I have the Kindle version of The Seleucid Royal Economy which for obvious reasons includes Greek text.

It's been OCRed, and the Greek has been mangled beyond belief. Sometimes the OCR will split a single character.

No real point to the story, but it feels relevant here. I see Rescribe has already encountered the problem: "In the second step we run the OCR on the preprocessed files, using our specifically trained packages and adapting language and character settings to the document at hand."

(I'm only complaining to a very small degree. Having a low-quality OCRed ebook available is much better than having no ebook available. And what is normally displayed is the image of the text, not the OCRed nonsense, so it doesn't matter that the Greek has been transformed into gibberish until you encounter the odd mid-character word break.)

raybb · on Nov 26, 2021

I think the folks at OpenLibrary.org would benefit from something like this.

wumpus · on Nov 26, 2021

PGDP is the project that's doing high quality book transcriptions. OpenLibrary is a distribution mechanism.

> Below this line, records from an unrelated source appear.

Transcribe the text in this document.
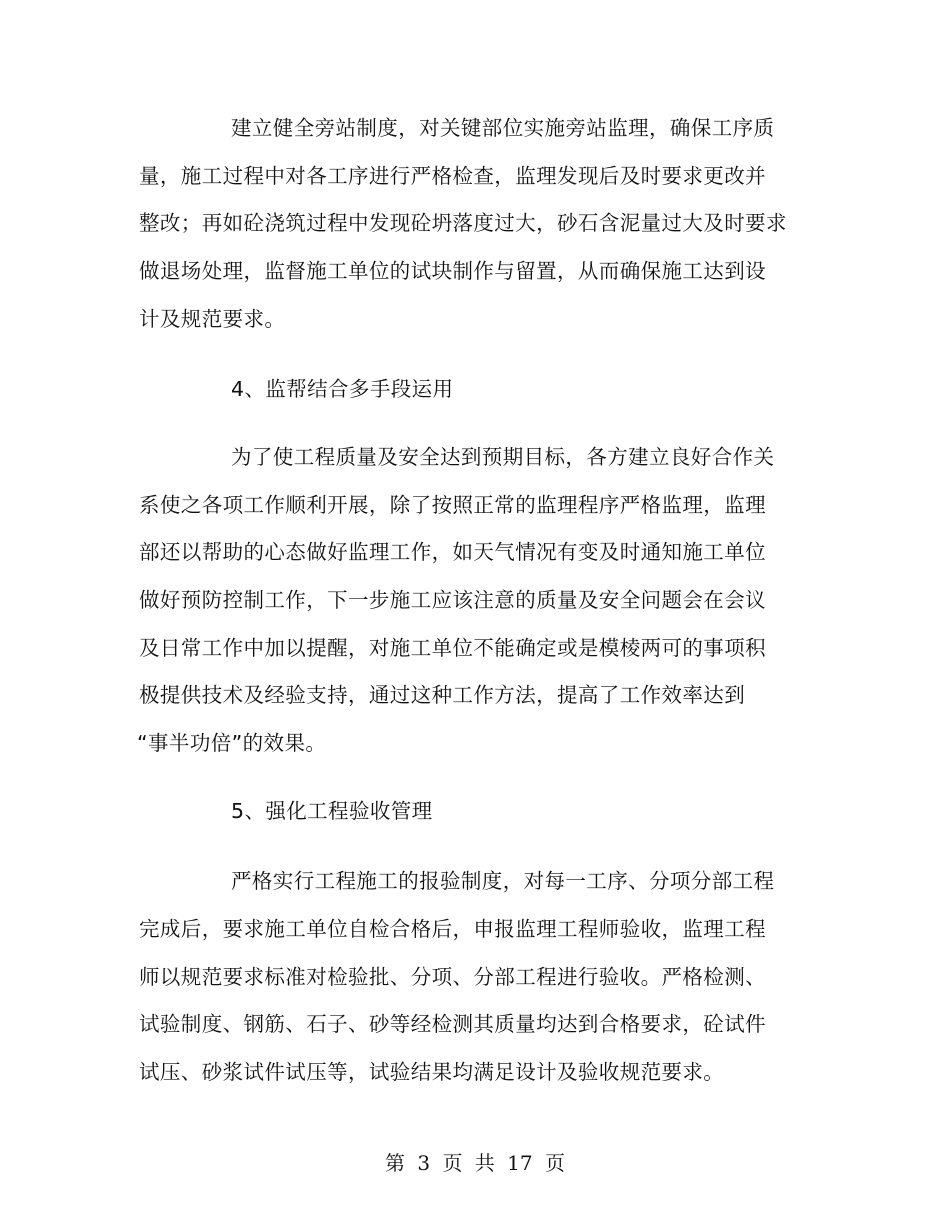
建立健全旁站制度，对关键部位实施旁站监理，确保工序质
量，施工过程中对各工序进行严格检查，监理发现后及时要求更改并
整改；再如砼浇筑过程中发现砼坍落度过大，砂石含泥量过大及时要求
做退场处理，监督施工单位的试块制作与留置，从而确保施工达到设
计及规范要求。
4、监帮结合多手段运用
为了使工程质量及安全达到预期目标，各方建立良好合作关
系使之各项工作顺利开展，除了按照正常的监理程序严格监理，监理
部还以帮助的心态做好监理工作，如天气情况有变及时通知施工单位
做好预防控制工作，下一步施工应该注意的质量及安全问题会在会议
及日常工作中加以提醒，对施工单位不能确定或是模棱两可的事项积
极提供技术及经验支持，通过这种工作方法，提高了工作效率达到
“事半功倍”的效果。
5、强化工程验收管理
严格实行工程施工的报验制度，对每一工序、分项分部工程
完成后，要求施工单位自检合格后，申报监理工程师验收，监理工程
师以规范要求标准对检验批、分项、分部工程进行验收。严格检测、
试验制度、钢筋、石子、砂等经检测其质量均达到合格要求，砼试件
试压、砂浆试件试压等，试验结果均满足设计及验收规范要求。
第 3 页 共 17 页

ZeroGravitas · on Nov 26, 2021

OpenLibrary also do automated OCR type stuff, though generally its subsidiary to scans of the page.

But search and some recent tools for extracting data from books (e.g. they find URLs in books and then save them in the Wayback machine so people can see what the book linked to) all rely on automated OCR so any improvements will help.

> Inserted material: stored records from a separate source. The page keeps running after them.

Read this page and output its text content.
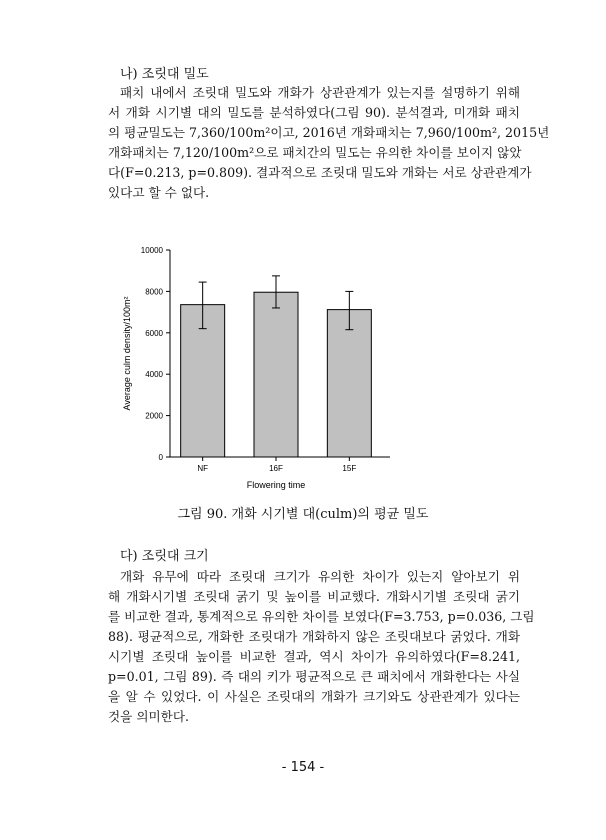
나) 조릿대 밀도
패치 내에서 조릿대 밀도와 개화가 상관관계가 있는지를 설명하기 위해
서 개화 시기별 대의 밀도를 분석하였다(그림 90). 분석결과, 미개화 패치
의 평균밀도는 7,360/100m²이고, 2016년 개화패치는 7,960/100m², 2015년
개화패치는 7,120/100m²으로 패치간의 밀도는 유의한 차이를 보이지 않았
다(F=0.213, p=0.809). 결과적으로 조릿대 밀도와 개화는 서로 상관관계가
있다고 할 수 없다.
0
2000
4000
6000
8000
10000
NF	16F	15F
Flowering time
Average culm density/100m²
그림 90. 개화 시기별 대(culm)의 평균 밀도
다) 조릿대 크기
개화 유무에 따라 조릿대 크기가 유의한 차이가 있는지 알아보기 위
해 개화시기별 조릿대 굵기 및 높이를 비교했다. 개화시기별 조릿대 굵기
를 비교한 결과, 통계적으로 유의한 차이를 보였다(F=3.753, p=0.036, 그림
88). 평균적으로, 개화한 조릿대가 개화하지 않은 조릿대보다 굵었다. 개화
시기별 조릿대 높이를 비교한 결과, 역시 차이가 유의하였다(F=8.241,
p=0.01, 그림 89). 즉 대의 키가 평균적으로 큰 패치에서 개화한다는 사실
을 알 수 있었다. 이 사실은 조릿대의 개화가 크기와도 상관관계가 있다는
것을 의미한다.
- 154 -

IshKebab · on Nov 26, 2021

Is Tesseract any good yet? Last I heard they were experimenting with deep learning based recognition but before that I've tried it and it didn't work at all. Kind of Pocketsphinx levels of rubbish.

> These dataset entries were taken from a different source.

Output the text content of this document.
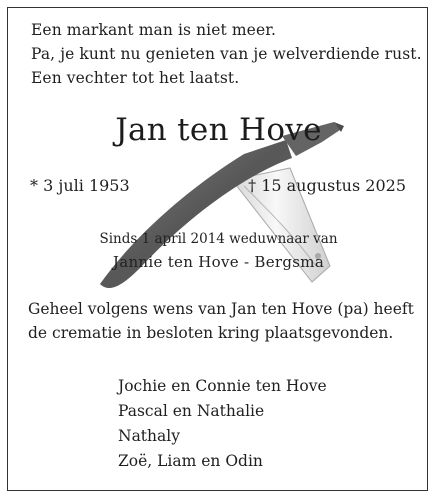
Een markant man is niet meer.
Pa, je kunt nu genieten van je welverdiende rust.
Een vechter tot het laatst.
Jan ten Hove
* 3 juli 1953	† 15 augustus 2025
Sinds 1 april 2014 weduwnaar van
Jannie ten Hove - Bergsma
Geheel volgens wens van Jan ten Hove (pa) heeft
de crematie in besloten kring plaatsgevonden.
Jochie en Connie ten Hove
Pascal en Nathalie
Nathaly
Zoë, Liam en Odin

david_allison · on Nov 26, 2021

In my experience, you need to pre-process the text before Tesseract gives reasonable results.

I'd wager 90%+ accuracy after pre-processing a book with ScanTailor.

Accuracy falls off a cliff if the text is handwritten rather than using a printing press, but it's still useful to get a side-by-side editable OCR <-> image.

IshKebab · on Nov 27, 2021

90% is pretty bad though isn't it? That means every 10th letter is wrong! Unless you're using some other measure of accuracy.

acdha · on Nov 26, 2021

It’s been good for a long time with an important caveat: Tesseract historically needed preprocessing if your scans were skewed or warped. Years back I talked with someone from Google who said that they’d focused their efforts on the preprocessor side deskewing and identifying structure like columns, but not extensively modifying Tesseract itself.

xipho · on Nov 26, 2021

"Is it good yet" is trolling. If you reference a benchmark, gold-standard etc. and list specific use case failures you might be taken more seriously.

It has a massive impact in various scientific fields that require "good enough", which all things considered is magic in many cases. I don't know of its use outside this area, but I suspect that if it has had the level of impact inside science it has had a huge impact in the broader world.

cinntaile · on Nov 26, 2021

I think it's a valid criticism of Tesseract. It's very dependent on the input and if they have managed to improve this then it would hugely increase its usefulness.